Graduate Program in Biomedical Engineering, The University of Western Ontario.
Schulich School of Medicine and Dentistry, The University of Western Ontario.
J Craniofac Surg. 2021 Sep 1;32(6):2045-2049. doi: 10.1097/SCS.0000000000007630.

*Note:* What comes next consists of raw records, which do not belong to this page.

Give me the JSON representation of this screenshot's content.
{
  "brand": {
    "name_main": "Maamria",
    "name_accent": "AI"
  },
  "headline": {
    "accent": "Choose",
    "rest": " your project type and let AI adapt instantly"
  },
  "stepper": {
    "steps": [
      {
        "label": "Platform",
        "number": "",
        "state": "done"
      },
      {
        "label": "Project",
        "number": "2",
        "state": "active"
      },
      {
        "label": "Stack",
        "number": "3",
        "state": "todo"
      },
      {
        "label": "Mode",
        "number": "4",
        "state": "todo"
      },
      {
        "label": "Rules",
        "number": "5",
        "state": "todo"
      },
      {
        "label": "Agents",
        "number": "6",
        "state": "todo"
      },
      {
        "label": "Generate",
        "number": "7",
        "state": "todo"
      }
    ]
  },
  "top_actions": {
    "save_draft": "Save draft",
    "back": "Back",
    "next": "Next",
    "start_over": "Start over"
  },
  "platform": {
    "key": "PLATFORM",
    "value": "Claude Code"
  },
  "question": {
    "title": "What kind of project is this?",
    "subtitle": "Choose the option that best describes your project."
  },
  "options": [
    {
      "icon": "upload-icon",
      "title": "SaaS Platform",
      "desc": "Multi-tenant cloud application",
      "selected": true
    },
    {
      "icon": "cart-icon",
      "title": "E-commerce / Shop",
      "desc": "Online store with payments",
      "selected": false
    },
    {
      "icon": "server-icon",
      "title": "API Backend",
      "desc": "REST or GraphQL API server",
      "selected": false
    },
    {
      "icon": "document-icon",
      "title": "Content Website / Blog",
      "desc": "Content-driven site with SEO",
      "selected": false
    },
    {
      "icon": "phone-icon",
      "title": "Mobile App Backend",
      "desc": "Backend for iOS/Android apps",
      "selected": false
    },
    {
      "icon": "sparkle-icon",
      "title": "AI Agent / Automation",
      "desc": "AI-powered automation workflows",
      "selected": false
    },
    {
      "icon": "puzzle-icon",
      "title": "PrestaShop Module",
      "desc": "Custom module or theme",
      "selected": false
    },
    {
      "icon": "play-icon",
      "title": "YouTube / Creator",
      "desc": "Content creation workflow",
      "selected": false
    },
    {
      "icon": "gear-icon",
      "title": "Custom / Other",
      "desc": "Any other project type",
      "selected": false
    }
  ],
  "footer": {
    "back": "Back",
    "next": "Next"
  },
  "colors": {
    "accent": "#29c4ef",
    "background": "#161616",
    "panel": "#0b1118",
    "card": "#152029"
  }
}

Zygomaticomaxillary complex fractures are common in midface trauma, with treatment often involving repair using titanium mini plates. However, the need for plate fixation along the zygomaticomaxillary suture on the infraorbital rim remains controversial. This study utilized a previously reported bite force simulator to investigate craniofacial strain patterns following zygomaticomaxillary complex fracture repairs with and without plating of the infraorbital rim. Osteotomies were made to 6 fresh-frozen cadaveric heads to simulate 2 types of zygomatic complex fractures: a dipod fracture with osteotomies at the zygomaticofrontal and zygomaticomaxillary sutures, and a tripod fracture with an additional osteotomies at the zygomaticotemporal suture. Repairs with and without the use of a titanium mini plate across the infraorbital rim were compared in both dipod and tripod fractures. Physiologically proportional masticatory loads were applied using the bite force simulator by actuating intrinsic muscle lines of action. The outcome metric was facial bone strains measured using uniaxial strain gauges. Mixed-effects linear models did not find a significant main effect on the overall strain pattern with the use of an infraorbital rim plate in both dipod (P = 0.198) and tripod (P = 0.117) fracture repairs. However, statistically significant differences were found locally at the zygomatic buttress (P = 0.019) and the zygomatic arch (P = 0.027) on the fractured side in dipod fractures. This is the first known study that successfully utilized a mechanical simulator to reproduce physiological intrinsic masticatory loads in a fracture fixation study. This new technology opens avenues for future biomechanical investigations on maxillofacial fracture repairs and other surgical treatments.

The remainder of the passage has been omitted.